INTERVIEW
Philippe Durand
Directeur Général de CAPIO France
Les établissements de santé privés n’ont pas été directement intégrés aux processus de modification du paysage hospitalier français via la réforme des GHT, souhaitez-vous y être associé ?
La création des GHT est un pas en avant dans la reconfiguration de l’offre hospitalière publique. L’offre hospitalière privée s’est déjà largement restructurée, sans outil juridique particulier et souvent sans accompagnement financier. A titre d’exemple, chez Capio France nous serons passé de 26 à 18 établissements entre 2010 et 2019 suite à des regroupements de plateaux techniques qui ont permis d’améliorer l’offre tout en étant plus efficace. Certains regroupements ont d’ailleurs fait l’objet de coopérations public/privés (GCS de cardiologie du Pays Basque avec l’hôpital d Bayonne) ou privés/PSPH (Médipôle Lyon Villeurbanne avec la Mutualité). Ces opérations de rapprochement entre le privé et le public devront se poursuivre car pour offrir un service moderne au patient il faut atteindre une taille critique pour assurer un très haut niveau d’expérience, donc de qualité. Si la participation du privé aux GHT peut aider, tant mieux, mais je crois qu’il faut surtout une volonté opérationnelle des acteurs et un soutien financier à ces opérations, à la fois lors de leur réalisation et dans la durée.
Le nombre d’actes réalisés en ambulatoire va augmenter selon les études de plus de 10% chaque année, dans le même temps le nombre de médecins de premier recours va lui diminuer de 10% et plus encore dans les territoires les plus isolés. Comment les hôpitaux et plus généralement les territoires de santé doivent-ils s’organiser pour répondre efficacement à cette problématique ?
Avec la réduction du nombre de médecins et plus généralement la réduction de leur temps de travail, la tension risque de devenir très forte, en particulier dans le domaine des soins primaires. Je pense que les nouvelles technologies digitales, couplées à la création de centres de santé territoriaux, doivent nous permettent de révolutionner l’accès aux soins primaires dans les prochaines années. Ces centres pluri-disciplinaires (médecin, infirmier, kiné, nutritionniste, …) auront un véritable rôle d’orientation des patients et de suivi des patients. Bien sûr les données recueillies par les acteurs des soins primaires devront être accessibles à l’hôpital pour assurer une véritable qualité de suivi du patient et l’efficacité des acteurs ! Des initiatives émergent en Scandinavie dans ce domaine et nous devons nous en inspirer !

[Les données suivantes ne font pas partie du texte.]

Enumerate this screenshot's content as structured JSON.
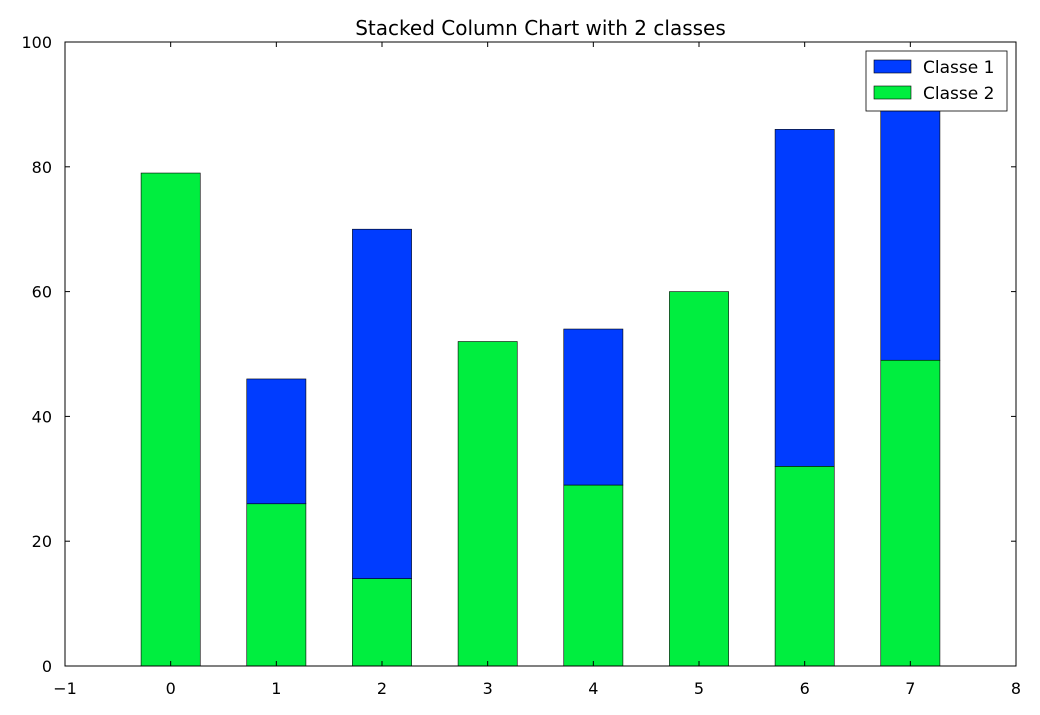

Quelle est votre vision du financement de la Protection sociale contre le risque maladie et en particulier de la façon dont devrait évoluer le rapport entre le régime obligatoire et les régimes complémentaires ?
Face à l’inflation du coût de la santé du fait du vieillissement de la population,seul un régime obligatoire pour tous permet d’assurer une couverture universelle de la population dans les meilleurs conditions économiques. On sait en effet que la privatisation partielle de la Protection sociale (Etats-Unis, Royaume-Uni) conduit plutôt à une inflation des coûts et parfois à une paupérisation du service public, avec un effet d’ensemble plutôt négatif sur la qualité. Les assurances complémentaires, plus engagées dans le domaine de la Prévoyance, pourraient ainsi utilement intervenir dans le domaine de la prévention et du service non-médical aux patients, très utile pour une population dépendante lorsqu’arrive le grand âge…
L’intelligence artificielle est une véritable révolution pour le monde de la santé, comment va-t-elle impacter notre système de soins ?
Le big data et l’exploitation algorithmique sont à l’évidence gage d’efficacité et d’efficience notamment dans le choix des traitements. Les possibilités sont nombreuses, il ne faut pas avoir peur de ce sujet, ce serait une erreur de laisser l’exploitation des données aux GAFA. Il doit y avoir un sursaut européen car nous avons pris du retard.